Luke 18:9-14 NIV (New International Version)
To some who were confident of their own righteousness and looked down on everybody else, Jesus told this parable:
"Two men went up to the temple to pray, one a Pharisee and the other a tax collector. The Pharisee stood up and prayed about himself: 'God, I thank you that I am not like other men—robbers, evildoers, adulterers—or even like this tax collector. I fast twice a week and give a tenth of all I get.'
"But the tax collector stood at a distance. He would not even look up to heaven, but beat his breast and said, 'God, have mercy on me, a sinner.' "I tell you that this man, rather than the other, went home justified before God. For everyone who exalts himself will be humbled, and he who humbles himself will be exalted."

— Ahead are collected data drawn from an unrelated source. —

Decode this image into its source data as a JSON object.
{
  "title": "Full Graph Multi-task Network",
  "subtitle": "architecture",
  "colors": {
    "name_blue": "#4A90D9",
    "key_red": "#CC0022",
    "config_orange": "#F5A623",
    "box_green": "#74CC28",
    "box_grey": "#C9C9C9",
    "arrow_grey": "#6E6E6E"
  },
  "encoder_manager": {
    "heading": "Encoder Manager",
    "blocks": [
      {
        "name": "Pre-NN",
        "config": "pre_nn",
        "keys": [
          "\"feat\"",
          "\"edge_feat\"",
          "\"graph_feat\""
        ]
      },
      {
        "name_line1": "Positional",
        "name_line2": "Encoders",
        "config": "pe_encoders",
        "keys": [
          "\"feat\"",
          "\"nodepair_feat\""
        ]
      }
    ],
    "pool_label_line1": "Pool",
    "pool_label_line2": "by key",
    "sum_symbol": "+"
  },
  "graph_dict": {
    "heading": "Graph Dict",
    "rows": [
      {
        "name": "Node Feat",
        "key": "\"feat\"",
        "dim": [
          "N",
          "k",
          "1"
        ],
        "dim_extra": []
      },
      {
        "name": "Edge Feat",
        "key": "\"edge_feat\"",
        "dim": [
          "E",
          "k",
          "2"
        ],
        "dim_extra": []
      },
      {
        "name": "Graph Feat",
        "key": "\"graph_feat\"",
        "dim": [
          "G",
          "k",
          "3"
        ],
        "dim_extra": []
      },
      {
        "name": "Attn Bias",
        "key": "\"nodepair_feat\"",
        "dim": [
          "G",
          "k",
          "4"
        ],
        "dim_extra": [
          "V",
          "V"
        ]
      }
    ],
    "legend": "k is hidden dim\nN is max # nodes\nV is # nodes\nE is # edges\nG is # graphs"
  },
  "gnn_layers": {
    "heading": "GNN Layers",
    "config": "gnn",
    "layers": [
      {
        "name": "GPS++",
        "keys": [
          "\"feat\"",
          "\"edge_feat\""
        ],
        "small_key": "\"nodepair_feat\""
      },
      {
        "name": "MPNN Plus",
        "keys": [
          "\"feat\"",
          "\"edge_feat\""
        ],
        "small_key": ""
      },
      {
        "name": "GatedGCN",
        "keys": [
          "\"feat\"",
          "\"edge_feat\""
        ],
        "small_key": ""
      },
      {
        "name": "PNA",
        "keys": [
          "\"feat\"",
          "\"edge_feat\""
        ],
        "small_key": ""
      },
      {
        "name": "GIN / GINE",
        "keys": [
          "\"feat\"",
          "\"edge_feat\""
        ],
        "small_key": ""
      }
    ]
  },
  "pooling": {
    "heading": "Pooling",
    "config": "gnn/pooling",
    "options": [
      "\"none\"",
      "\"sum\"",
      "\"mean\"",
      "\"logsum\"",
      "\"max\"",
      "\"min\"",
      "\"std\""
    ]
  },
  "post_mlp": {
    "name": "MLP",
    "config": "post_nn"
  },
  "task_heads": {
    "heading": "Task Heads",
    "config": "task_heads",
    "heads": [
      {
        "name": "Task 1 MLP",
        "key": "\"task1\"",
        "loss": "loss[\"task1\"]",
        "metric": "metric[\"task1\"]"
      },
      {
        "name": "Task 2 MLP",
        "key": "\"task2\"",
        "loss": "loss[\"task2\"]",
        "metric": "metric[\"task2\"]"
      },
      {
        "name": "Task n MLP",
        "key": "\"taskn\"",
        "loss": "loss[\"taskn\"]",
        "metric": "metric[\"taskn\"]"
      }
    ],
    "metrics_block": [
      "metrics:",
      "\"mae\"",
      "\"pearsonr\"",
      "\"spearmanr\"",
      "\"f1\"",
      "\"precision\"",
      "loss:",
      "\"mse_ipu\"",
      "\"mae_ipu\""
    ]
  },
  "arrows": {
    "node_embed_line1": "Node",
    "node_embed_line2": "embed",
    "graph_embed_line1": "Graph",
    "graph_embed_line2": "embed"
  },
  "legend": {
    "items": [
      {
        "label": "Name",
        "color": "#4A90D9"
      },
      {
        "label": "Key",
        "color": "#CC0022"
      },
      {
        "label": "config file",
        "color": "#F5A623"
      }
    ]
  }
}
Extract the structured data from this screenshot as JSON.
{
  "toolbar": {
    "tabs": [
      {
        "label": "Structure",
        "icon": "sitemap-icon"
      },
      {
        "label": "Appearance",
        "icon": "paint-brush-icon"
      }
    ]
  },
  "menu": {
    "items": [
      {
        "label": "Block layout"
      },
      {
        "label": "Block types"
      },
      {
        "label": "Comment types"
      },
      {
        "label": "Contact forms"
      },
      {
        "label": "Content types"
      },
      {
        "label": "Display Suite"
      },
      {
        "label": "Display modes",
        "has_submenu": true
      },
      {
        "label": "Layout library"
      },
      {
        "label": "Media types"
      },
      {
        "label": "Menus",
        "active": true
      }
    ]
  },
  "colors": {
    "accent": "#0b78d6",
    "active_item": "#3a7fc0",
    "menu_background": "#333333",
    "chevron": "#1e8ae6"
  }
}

The Parable of the Phari-Sing and the Probably-Can
(Loosely based on) Luke 18:9-14 and I Corinthians 13:1
To some who were confident of their own artistic pedigree and overall superiority in all things artsy-fartsy and who looked down on everybody else, a parable was told: “Two men went up to the temple to sing, one an arrogant musician and the other a simple mirth-maker. The Phari-sing stood up and prayed about himself:
'God (actually GAWD), I thank thee that I am not like other people—you know, the little people, the “no-counts,” the ones I must endure sitting next to in choir—those of untrained ear, those whose vowels bespeak a dialect formed in southern Georgia or, perhaps, Arkansas; men and women who mistake a Coda for a common illness and a crescendo for a large butter roll; those of squeaky voice, shallow air supply and ill-placed diphthongs—or even like this lowly choir wannabe, who sings through the repeat signs and believes fine is an editorial comment on his performance thus far.
Unlike him, I attend every rehearsal (including the monthly fellowship meals), arrive having vocalized in my car for the twenty minute drive to church, then carefully arrange my music in its proper order, scan any new music or worship materials for repeats, alternate endings, editor’s comments or anything else which might give me a “leg up” when the actual rehearsal begins. I remain properly hydrated throughout the entire rehearsal or worship service, keep my sharpened number two pencil at the ready and vigorously mark my score as directed by the conductor, making sure to press lightly in the unlikely, but occasional, event of his changing his mind.
I stay seated in an “upright and locked position” throughout the duration of the rehearsal (even, and most importantly, during the ritualistic prayer time so as to leave no doubt as to just how upright and Godly I am); I never forget my music and encourage others to do the same. I do this by refusing to share my score with them or, God forbid, my plethora of musical knowledge. As we enter the sanctuary prior to the Sunday service, I always make sure to place my offering in one of the little boxes located in the lobby. Inside my clearly marked envelope is a check for at least a tenth of all I get (gross, not net).’
But the lowly Probably-Can sat slumped in his chair at a distance. He did not have proper singing posture. He had no water bottle, and had left some of his music in his car. What music he had remembered to bring had coffee stains on it and pages stuck together from an encounter with a jelly donut he was eating in the car on the way to practice.
He would not even look up to heaven, but beat his breast and said, 'It’s me again, God, HELP! I admit it, Lord, I love to sing and I love to worship, but after all these years I still don’t know the difference between a descant and a dischord, D. S. al fine or day-old linguine. I am tired and don’t bring much to this choir, but what I have, I give to you. With enough patience and a supportive, safe environment, I’d like to hang in there and try to make a difference in some small way. With Your help, I probably can encourage someone else. Please use me.'
I tell you that the prayer of the simple Probably-Can was like music to God’s ears, while the ramblings of the Phari-Sing were like fingernails on a chalkboard—audible but not very edifying. The moral of the story: "Though I [sing] with the tongue of men and of angels, but have not love, I am like a noisy gong or a clanging cymbal."